Hospitable? Or no?
When I think of Minnesota “isms”, hospitality is one of them. Here is the Midwest, we tend to invite people in, feed them well, and send them on their way. Ha. Isn’t it the truth, though? We’re not super big on real conversation. Sure there’s plenty of, “How ya doin”, “Ya, sure”, and “You betcha”. But conversations tend to be about as deep as five minutes will getcha.
As I plan, a girls’ night for a ministry I’m a part of, I begin to become frantic. What do I serve? What do we do? Is cinnamon more “fall-ish” than caramel? What about apples…Granny Smith or Braeburn? NO! Honeycrisp. The thoughts rattle through my mind as I seek out how best to people please my way into the Martha Stewart-turned-Pinterest hall of fame.
I’m only being honest. And then the conviction sets in. Where does my desire to host an evening of authentic conversation and genuine compassion come from? If Jesus Christ is the reason I feel compelled to give, then why is He not the One I allow to mold the evening. The length of my consideration on how to host was insignificant compared to the logistics of hosting. Place, time, munchies, check. The heart behind it? Uh-oh. Missing!
I find it odd when I pause to contemplate, that I hadn’t thought to pause first. Much of my ideas of hospitality and comfort come from what culture has impressed upon me.
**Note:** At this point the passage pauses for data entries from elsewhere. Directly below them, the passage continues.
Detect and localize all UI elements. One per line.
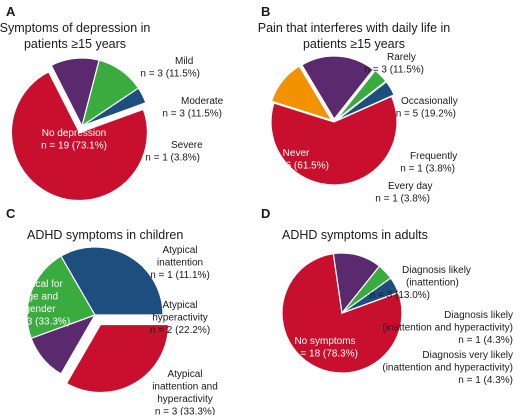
slice-label-line: inattention and (152, 382, 218, 393)
pie-slice-atypical-inattention-and-hyperactivity (60, 246, 164, 316)
chart-title-line: ADHD symptoms in children (27, 228, 183, 242)
slice-label-line: n = 3 (11.5%) (162, 109, 222, 120)
slice-label-line: n = 1 (3.8%) (375, 194, 430, 205)
pie-slice-frequently (335, 69, 387, 121)
panel-label: C (6, 206, 16, 221)
slice-label-line: No symptoms (294, 336, 355, 347)
slice-label-line: n = 18 (78.3%) (292, 349, 358, 360)
chart-title-line: Symptoms of depression in (0, 21, 150, 35)
chart-title-line: ADHD symptoms in adults (282, 228, 428, 242)
slice-label-line: n = 5 (19.2%) (396, 109, 456, 120)
slice-label-line: Atypical (162, 245, 197, 256)
slice-label-line: gender (24, 304, 56, 315)
pie-slice-atypical-hyperactivity (26, 255, 96, 340)
panel-label: A (6, 4, 16, 19)
slice-label-line: Diagnosis likely (444, 310, 513, 321)
pie-slice-typical-for-age-and-gender (65, 323, 170, 394)
slice-label-line: n = 3 (33.3%) (155, 407, 215, 416)
slice-label-line: age and (22, 292, 58, 303)
slice-label-line: n = 3 (13.0%) (370, 290, 430, 301)
slice-label-line: n = 19 (73.1%) (41, 141, 107, 152)
slice-label-occasionally: Occasionally n = 5 (19.2%) (396, 96, 458, 120)
slice-label-diagnosis-likely-inattention: Diagnosis likely (inattention)n = 3 (13.0… (370, 265, 471, 301)
slice-label-line: Severe (171, 140, 203, 151)
pie-slice-severe (81, 87, 147, 127)
slice-label-severe: Severe n = 1 (3.8%) (145, 140, 203, 164)
slice-label-line: Occasionally (401, 96, 458, 107)
panel-d: D ADHD symptoms in adults No symptoms n = 1… (261, 206, 513, 386)
slice-label-line: Atypical (162, 300, 197, 311)
slice-label-moderate: Moderate n = 3 (11.5%) (162, 96, 223, 120)
slice-label-line: n = 1 (11.1%) (150, 270, 210, 281)
slice-label-never: Never n = 16 (61.5%) (263, 148, 329, 172)
panel-b: B Pain that interferes with daily life in… (258, 4, 458, 205)
slice-label-line: n = 3 (11.5%) (140, 69, 200, 80)
slice-label-line: hyperactivity (157, 394, 213, 405)
slice-label-line: n = 1 (4.3%) (458, 335, 513, 346)
pie-slice-diagnosis-very-likely-inattention-and-hyperactivity (341, 277, 400, 314)
slice-label-line: Atypical (167, 369, 202, 380)
slice-label-line: n = 16 (61.5%) (263, 161, 329, 172)
slice-label-line: (inattention and hyperactivity) (382, 363, 513, 374)
pie-slice-never (270, 95, 398, 186)
pie-slice-rarely (270, 65, 333, 122)
slice-label-line: n = 1 (4.3%) (458, 375, 513, 386)
slice-label-line: Moderate (181, 96, 224, 107)
slice-label-line: inattention (157, 258, 203, 269)
slice-label-line: Diagnosis likely (402, 265, 471, 276)
slice-label-line: n = 1 (3.8%) (400, 164, 455, 175)
slice-label-line: Rarely (387, 52, 416, 63)
slice-label-line: Frequently (410, 151, 457, 162)
slice-label-frequently: Frequently n = 1 (3.8%) (400, 151, 457, 175)
chart-title-line: Pain that interferes with daily life in (258, 21, 451, 35)
slice-label-line: n = 3 (33.3%) (10, 317, 70, 328)
slice-label-no-depression: No depression n = 19 (73.1%) (41, 128, 107, 152)
slice-label-rarely: Rarely n = 3 (11.5%) (364, 52, 424, 76)
slice-label-line: n = 3 (11.5%) (364, 65, 424, 76)
slice-label-line: n = 1 (3.8%) (145, 153, 200, 164)
chart-title-line: patients ≥15 years (303, 37, 405, 51)
panel-label: B (261, 4, 270, 19)
slice-label-line: (inattention and hyperactivity) (382, 323, 513, 334)
slice-label-diagnosis-very-likely-inattention-and-hyperactivity: Diagnosis very likely (inattention and hy… (382, 350, 513, 386)
slice-label-line: n = 2 (22.2%) (150, 325, 210, 336)
slice-label-line: Typical for (17, 279, 63, 290)
pie-slice-every-day (336, 80, 395, 122)
chart-title-line: patients ≥15 years (24, 37, 126, 51)
slice-label-mild: Mild n = 3 (11.5%) (140, 56, 200, 80)
slice-label-every-day: Every day n = 1 (3.8%) (375, 181, 432, 205)
panel-a: A Symptoms of depression in patients ≥15 y… (0, 4, 224, 202)
slice-label-diagnosis-likely-inattention-and-hyperactivity: Diagnosis likely (inattention and hyperac… (382, 310, 513, 346)
panel-c: C ADHD symptoms in children Typical for age… (6, 206, 218, 418)
slice-label-line: Every day (388, 181, 432, 192)
panel-label: D (261, 206, 270, 221)
slice-label-line: Mild (175, 56, 193, 67)
slice-label-line: (inattention) (406, 278, 459, 289)
slice-label-line: hyperactivity (152, 313, 208, 324)
slice-label-line: No depression (42, 128, 106, 139)
pie-slice-no-depression (10, 71, 148, 202)
slice-label-line: Never (283, 148, 310, 159)
slice-label-no-symptoms: No symptoms n = 18 (78.3%) (292, 336, 358, 360)
pie-slice-occasionally (300, 55, 375, 121)
slice-label-line: Diagnosis very likely (422, 350, 513, 361)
Not to say that these things aren’t enjoyable – a good cup of chili and a nice mug of cocoa wrapped in a fuzzy blanket = wonderfully cozy! – but they never really satisfy. Yet, last night, as my head pounded and my heart fluttered (going on week 9 of unexplained symptoms and sickness), prayer was all I needed to anchor my soul in a place of peace and contentment. This morning as I work busily on assignments, paperwork, and scheduling that’s stacked up, I hear God’s voice saying, “I am the God who sees you” (Genesis 16:13). It’s here in the presence of my Lord that I’m able to live and move and breathe.
So why is it that I allow society’s norms and standards to define hospitality and compassion? Today, I am going to stop planning the logistics – they’ll still be there tomorrow – and begin allowing Jesus to reveal how He would like to comfort and encourage the young women who come. Praise be to God that it’s not up to me!